And Republicans kept and widened their majority in the Senate.


I would have preferred if the Republicans kept control of both, and a number of races are still undecided, but as I believe Vice President Pence phrased it yesterday, "The blue wave hit a red wall."

The Democrats gained a slight majority in the House. Even so, Democrats did not get the 30-plus seats the opposing party normally gets in a mid-term election. As much as pollsters were willing to commit (one liberal pollster on MSNBC noncommitally estimated "a Democrat gain somewhere beteen 15 and 50 seats") the actually victory for Dems was closer to the low end of projected possible wins. Relatively minimal due to the relentless efforts of Donald Trump.

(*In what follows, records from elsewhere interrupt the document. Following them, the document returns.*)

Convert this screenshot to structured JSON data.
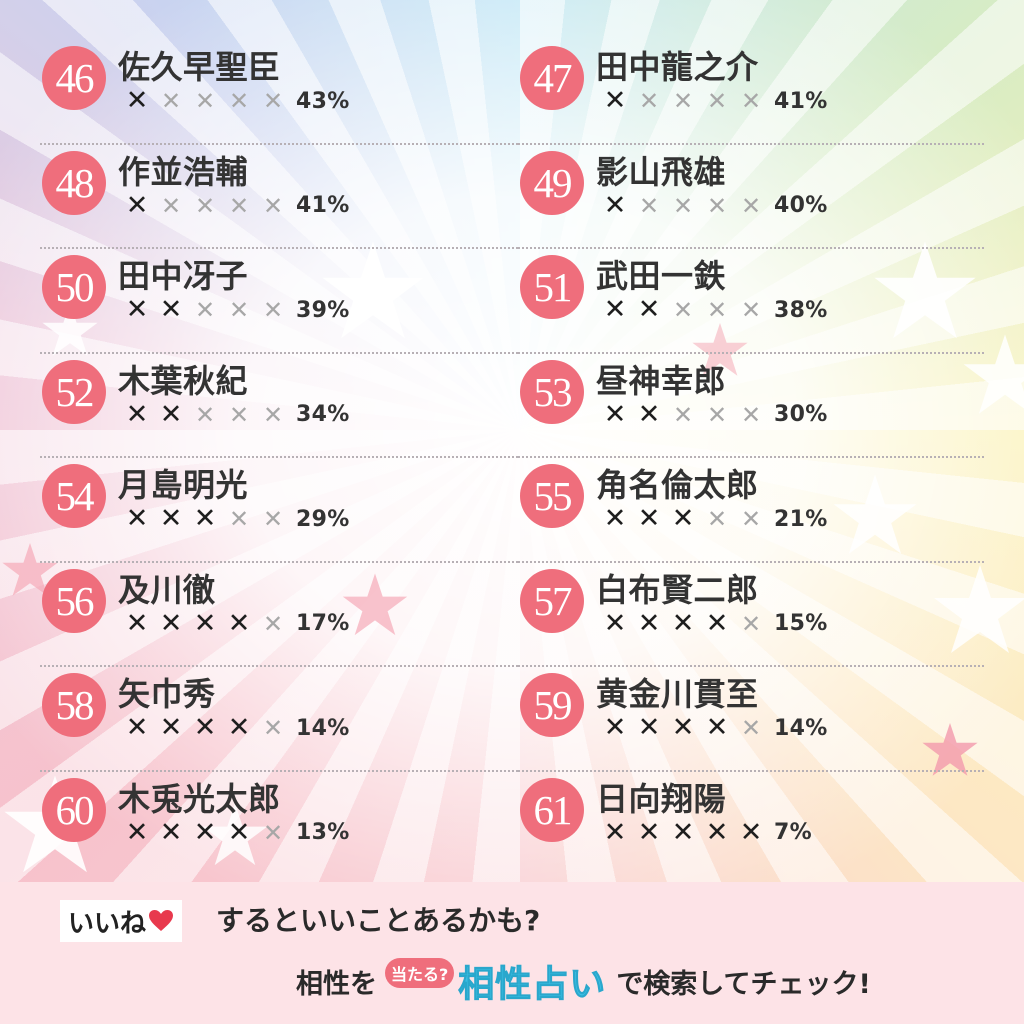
{
  "rankings": [
    {
      "rank": "46",
      "name": "佐久早聖臣",
      "marks": "43%",
      "filled": 1
    },
    {
      "rank": "47",
      "name": "田中龍之介",
      "marks": "41%",
      "filled": 1
    },
    {
      "rank": "48",
      "name": "作並浩輔",
      "marks": "41%",
      "filled": 1
    },
    {
      "rank": "49",
      "name": "影山飛雄",
      "marks": "40%",
      "filled": 1
    },
    {
      "rank": "50",
      "name": "田中冴子",
      "marks": "39%",
      "filled": 2
    },
    {
      "rank": "51",
      "name": "武田一鉄",
      "marks": "38%",
      "filled": 2
    },
    {
      "rank": "52",
      "name": "木葉秋紀",
      "marks": "34%",
      "filled": 2
    },
    {
      "rank": "53",
      "name": "昼神幸郎",
      "marks": "30%",
      "filled": 2
    },
    {
      "rank": "54",
      "name": "月島明光",
      "marks": "29%",
      "filled": 3
    },
    {
      "rank": "55",
      "name": "角名倫太郎",
      "marks": "21%",
      "filled": 3
    },
    {
      "rank": "56",
      "name": "及川徹",
      "marks": "17%",
      "filled": 4
    },
    {
      "rank": "57",
      "name": "白布賢二郎",
      "marks": "15%",
      "filled": 4
    },
    {
      "rank": "58",
      "name": "矢巾秀",
      "marks": "14%",
      "filled": 4
    },
    {
      "rank": "59",
      "name": "黄金川貫至",
      "marks": "14%",
      "filled": 4
    },
    {
      "rank": "60",
      "name": "木兎光太郎",
      "marks": "13%",
      "filled": 4
    },
    {
      "rank": "61",
      "name": "日向翔陽",
      "marks": "7%",
      "filled": 5
    }
  ],
  "mark_symbol": "✕",
  "mark_total": 5,
  "colors": {
    "rank_circle": "#ef6e7c",
    "mark_on": "#1e1e1e",
    "mark_off": "#a7a7a7",
    "footer_bg": "#fde3e7",
    "brand": "#39bfe4",
    "heart": "#e8394d"
  },
  "footer": {
    "like_label": "いいね",
    "heart_icon": "heart-icon",
    "line1": "するといいことあるかも?",
    "line2_prefix": "相性を",
    "badge": "当たる?",
    "brand": "相性占い",
    "line2_suffix": "で検索してチェック!"
  }
}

Likewise with the Brett Kavanaugh confirmation. If not for the president's vigorous support of Kavanaugh in his campaign stump speeches, the infuriatingly vile slander-fest of the Democrats against Kavanaugh would have succeeded. (Credit as well to a remarkably passionate expression of outrage in the Senate confirmation hearings by Sen. Lindsey Graham, and the heartfelt confirmation hearing words of Brett Kavanaugh himself.) But Trump over and over has proven himself the indispensable man who makes things happen.

The fanaticism of your Dem party warrants that it be destroyed, and from the ashes replaced by saner less incendiary and marxist-radical heads. I'm disappointed they were not completely destroyed in this election. But at least they were contained. The "blue wave" slowed to a trickle.